Ben il 40% degli europei che fanno shopping online tendono a cambiare idea sul marchio del prodotto da acquistare dopo aver
effettuato ricerche sul web. A rivelarlo il report del 2008 redatto dall’EIAA, che sottolinea come la tendenza alla volatilità delle scelte
degli internet shoppers sia soprattutto una caratteristica dei mercati web più maturi, come, per esempio, il Regno Unito (AA.VV.b,
2008). Proprio per le caratteristiche del nuovo turista 2.0, sempre più infedele e sempre più volto alla ricerca di informazioni tra i suoi
pari, risulta fondamentale saper gestire i feed back dei propri clienti e le tecniche maggiormente diffuse per gestire i rapporti con i
clienti.
Figura n. 45 Gli effetti di una ricerca online sulla scelta di un brand
Accanto al monitoraggio della brand reputation, altra azione fondamentale per valutare le performance di un DMO è quella di
valutare i ritorni delle azioni di web marketing, dalle attività promozionali al sito internet.

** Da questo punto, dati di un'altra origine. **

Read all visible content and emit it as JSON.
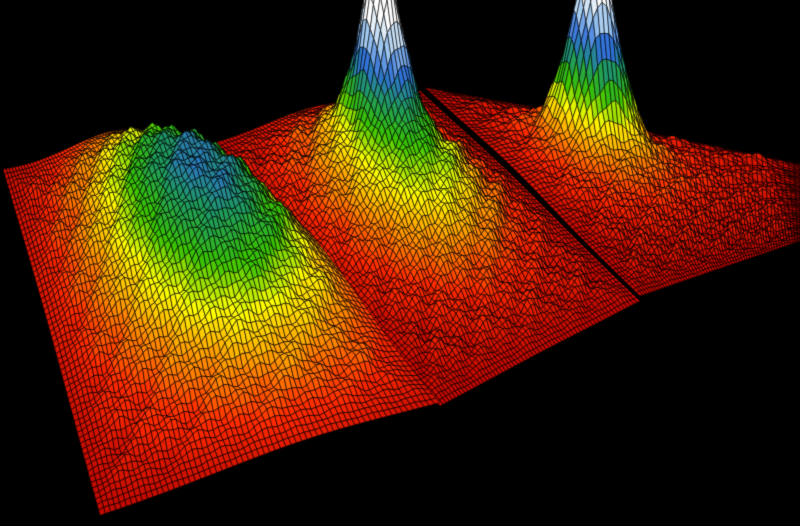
{
  "background": "#000000",
  "mesh_color": "#000000",
  "colormap": [
    "#b00000",
    "#ff2a00",
    "#ff9a00",
    "#ffff00",
    "#39c400",
    "#1f9a60",
    "#2f6fd8",
    "#9fc8f0",
    "#ffffff"
  ],
  "surfaces": [
    {
      "name": "left",
      "peak": "broad"
    },
    {
      "name": "middle",
      "peak": "broad-plus-sharp"
    },
    {
      "name": "right",
      "peak": "sharp"
    }
  ]
}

Secondo uno studio di Buhalis (Buhalis
2003) Internet rende facile misurare gli effetti della pubblicità ma non rende facile misurare il suo successo. Numerosi sono i dati che
strumenti di monitoraggio, come Google Analytics, permettono di ottenere; ma si tratta di dati poco significati se presi se stanti e non
analizzati e collegati al contesto delle diverse azioni di web marketing intraprese. Oltre a prendere in considerazione i dati di accesso
al sito, occorre analizzare il rapporto lookers/bookers detto anche tasso di conversione (rapporto tra utenti che navigano nel sito e
quelli che acquistano online), le pagine del sito più e meno visitate, da quali siti o motori di ricerca proviene il maggior numero di
utenti, qual è il sito o motore di ricerca che porta più traffico, quali banner portano più traffico e dove sono posizionati, quali pagine
riportano errori, secondo un modello di monitoraggio già ampliamente adottato negli USA, come si può notare dal grafico
sottostante.
Figura n. 46 Popolarità e utilità delle tecniche di misurazione e monitoraggio usate dai DMO (Buhalis 2003)
Oltre agli elementi on-site, sopra descritti, va accompagnata l'analisi degli elementi off-site, ovvero i ritorni e le performance delle
azioni promozionali online, indirettamente collegate al sito web. Il lancio della campagna online, infatti, richiede di essere analizzata
e ottimizzata in base ai risultati ottenuti e in base ai KPI (Key Performance Indicator) 8 realizzati: a tal fine si deve analizzare la link
popularity del sito, il posizionamento nei motori di ricerca, il ROI (Retourn on Investment) delle pubblicità online, siano esse PPC
(Pay Per Click) che banner, la popolarità e il grado di interazione sociale all'interno dei social media (es. twitter, facebook ecc.).
Tutto questo al fine di poter evitare la pubblicità e le azioni di web marketing che non hanno portato risultati concreti di visibilità o
reputazione della destinazione, presso il target di riferimento, adattando di conseguenza le spese di web marketing e il budget da
destinare alle diverse azioni promozionali online (Booking Blog8 2010).